デジタルアート(でじたるあーと)
最終更新:2026/4/11
コンピュータやデジタル技術を用いて制作、記録、展示される芸術作品の総称。画像や映像、音楽、空間演出など多様な表現を含み、生成AIやNFTなどの技術活用も特徴とする。
ポイント
コンピュータ技術を媒体とする現代芸術の一形態。制作ツールや表現形式の多様化に加え、NFT技術によるデジタル作品の資産価値化が進んでいる点が重要である。
解説
仕組み
デジタルアートは、ハードウェア(コンピュータ、センサー、ディスプレイなど)とソフトウェア(画像編集ソフト、プログラミング言語、生成アルゴリズムなど)を組み合わせて制作されます。数値データとして処理されるため、複製、加工、編集が可能であり、デジタルデバイスを通じて視覚的・聴覚的に出力されます。
メリット・課題
- メリット: 制作過程での修正が容易であり、インターネットを介した共有や、物理的な制約を受けない大規模な展示が可能です。また、ユーザーの動きに反応するインタラクティブな表現や、視聴者が作品の一部となる体験型展示も実現できます。

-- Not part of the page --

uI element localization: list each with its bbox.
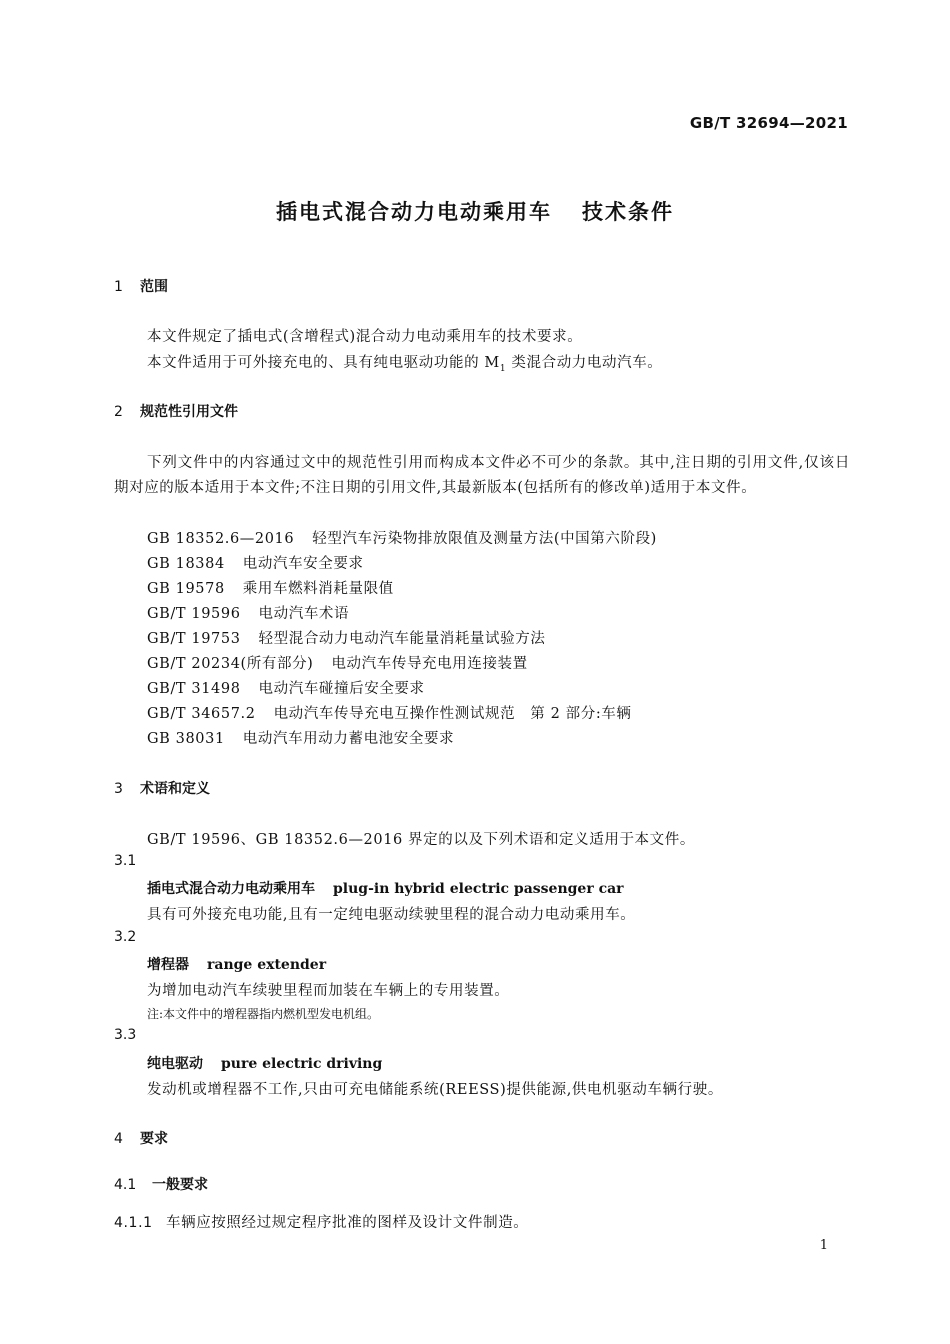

- 課題: デジタルデータの形式変更(フォーマットの変化)や媒体の物理的劣化による長期保存の難しさがあります。また、コピーが容易であることから、著作権保護や、NFT(非代替性トークン)技術等を用いた真贋証明、あるいはAI生成物における著作権の所在などの法的な対応が常に議論されています。
実用例
- グラフィック・映像: デジタルペインティング、3Dアニメーション、モーショングラフィックス。
- 空間展示: プロジェクションマッピング、LEDを用いたインスタレーション、没入型(イマーシブ)アート空間。
- 技術主導の表現: アルゴリズムを用いたジェネレーティブアート、AI(人工知能)を用いた画像・映像生成、ブロックチェーン技術を活用したデジタル資産としての作品流通。